Over the past two years, students from the Model UN Club have also participated in several virtual conferences, interacting with their peers from academic institutions from across the United States and around the world. Admittedly, virtual conferences are still in their infancy, and virtual conferences have much room for improvement and growth.

However, virtual conferences address one of the common criticisms of Model United Nations conferences – that Model United Nations conferences are only meeting places for middle- and upper-class students with the resources to attend. The lower costs and more flexible scheduling of virtual conferences broaden the pool of attendees, bringing more diverse perspectives to the conferences. In this new reality, U.S. students from all sorts of diverse backgrounds can attend a conference and interact with peers from all over the U.S. and international locations without the inconvenience and cost of leaving home.

In February 2022, students from the Model UN Club will participate in a virtual conference hosted by the Osgood Center, a nonprofit organization based in Washington, D.C. This conference will bring together students from all across the United States and from various countries.

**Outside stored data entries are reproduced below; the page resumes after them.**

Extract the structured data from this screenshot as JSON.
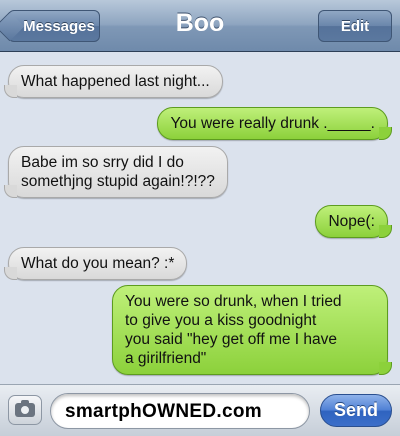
{
  "navbar": {
    "back_label": "Messages",
    "title": "Boo",
    "edit_label": "Edit"
  },
  "messages": [
    {
      "direction": "received",
      "text": "What happened last night..."
    },
    {
      "direction": "sent",
      "text": "You were really drunk ._____."
    },
    {
      "direction": "received",
      "text": "Babe im so srry did I do\nsomethjng stupid again!?!??"
    },
    {
      "direction": "sent",
      "text": "Nope(:"
    },
    {
      "direction": "received",
      "text": "What do you mean? :*"
    },
    {
      "direction": "sent",
      "text": "You were so drunk, when I tried\nto give you a kiss goodnight\nyou said \"hey get off me I have\na girilfriend\""
    }
  ],
  "input_bar": {
    "camera_icon": "camera-icon",
    "text_value": "smartphOWNED.com",
    "send_label": "Send"
  },
  "colors": {
    "sent_bubble": "#8cd13b",
    "received_bubble": "#e6e6e6",
    "background": "#dbe2ed",
    "send_button": "#3c6fc9"
  }
}
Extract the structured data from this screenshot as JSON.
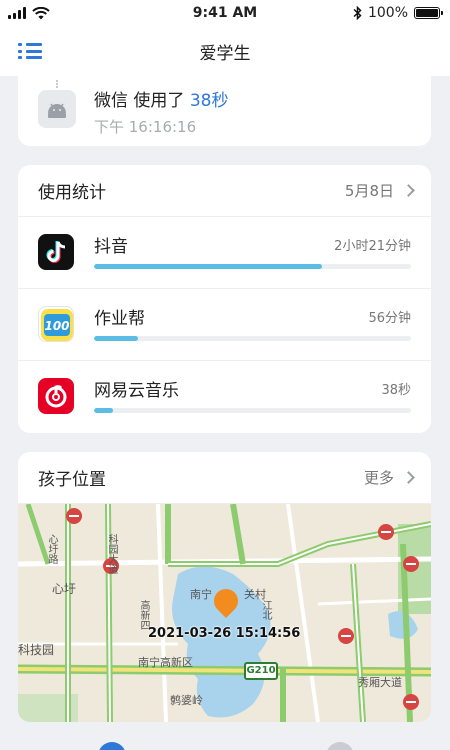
{
  "status_bar": {
    "time": "9:41 AM",
    "battery": "100%",
    "bluetooth_icon": "bluetooth-icon",
    "wifi_icon": "wifi-icon"
  },
  "nav": {
    "title": "爱学生",
    "menu_icon": "menu-icon"
  },
  "notification": {
    "app": "微信",
    "text": "使用了",
    "duration": "38秒",
    "time": "下午 16:16:16",
    "icon": "android-icon"
  },
  "usage": {
    "title": "使用统计",
    "date": "5月8日",
    "apps": [
      {
        "name": "抖音",
        "time": "2小时21分钟",
        "progress": 0.72,
        "icon": "douyin-icon"
      },
      {
        "name": "作业帮",
        "time": "56分钟",
        "progress": 0.14,
        "icon": "zuoyebang-icon"
      },
      {
        "name": "网易云音乐",
        "time": "38秒",
        "progress": 0.06,
        "icon": "netease-music-icon"
      }
    ]
  },
  "location": {
    "title": "孩子位置",
    "more": "更多",
    "timestamp": "2021-03-26 15:14:56",
    "map_labels": {
      "l1": "南宁",
      "l2": "关村",
      "l3": "心圩",
      "l4": "科技园",
      "l5": "南宁高新区",
      "l6": "秀厢大道",
      "l7": "鹩婆岭",
      "l8": "科园大道",
      "l9": "高新四",
      "l10": "心圩路",
      "l11": "江北"
    },
    "route": "G210"
  },
  "colors": {
    "accent": "#2d78d8",
    "progress": "#5bbde6",
    "pin": "#f28c1f"
  }
}
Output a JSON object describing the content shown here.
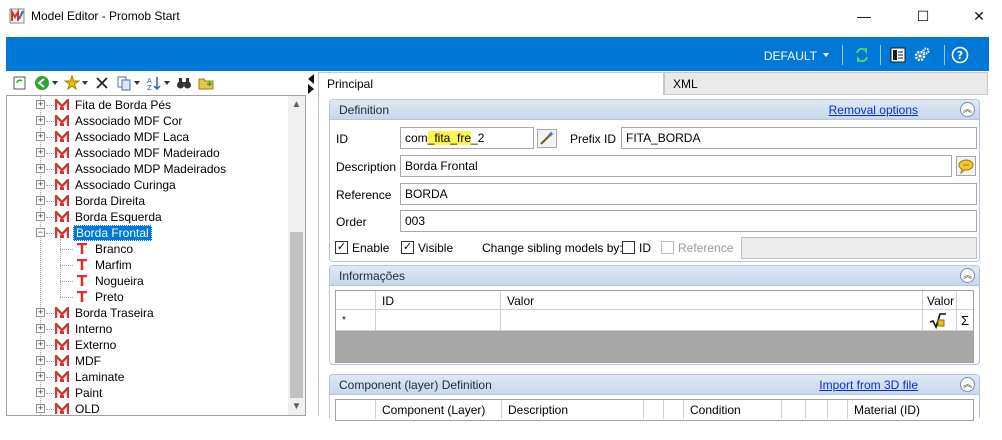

What Happens During a Model United Nations Conference?

During a Model United Nations conference, the participants engage in a type of role playing. They act as diplomats from a foreign country as they deal with complex issues of foreign diplomacy.

This role playing allows the participants to understand how a host of factors, including differing perspectives of national interest, shape each country’s foreign policy. The role playing also requires participants to move beyond their own perspectives and adopt the viewpoint of someone from a different country or who holds a perspective that they may not personally agree with. This exercise fosters dialogue between people because it helps conference participants to better understand the perspectives and lives of people in different countries. 

The Model UN Club Experience Should Serve as a Role Model for Other Clubs and Institutions

The broader inclusion of people from differing backgrounds allowed by virtual conferences and other programs enriches the role-playing educational experience. With virtual conferences, many attendees can, for the first time, come from all parts of the world and a wider range of backgrounds.

Even though the COVID-19 era has made videoconferencing commonplace, geographic location or high barriers to entry or travel are no longer limitations for conference participants. The removal of such barriers will provide academic institutions and students alike with a range of opportunities. 

For example, students can network with and develop relationships with their peers from other institutions as well as attend conferences and seminars from institutions across the world. Likewise, virtual programming allows academic institutions and academics to reach out to wider audiences in a low-cost manner.

In today’s incredibly challenging times, the embrace of virtual conferences and programs by our school’s Model UN Club has not only maintained this organization’s momentum, but also has provided a template for how academic institutions can use virtual programs and conferences to provide access and opportunity to students from varied backgrounds from all over the world. Moreover, the Model UN Club’s experience illustrates how technological innovations like video conferencing, coupled with social media platforms, are useful tools for creating educational environments that are more diverse and inclusive.  

James Barney is a Professor of Legal Studies in the School of Security and Global Studies. In addition to possessing a J.D., James possesses several master’s degrees, including one in U.S. foreign policy. He is currently completing his Ph.D. in History. James serves as one of the faculty advisors of the Phi Alpha Delta law fraternity as well as the Model United Nations Club and is the pre-law advisor at the University.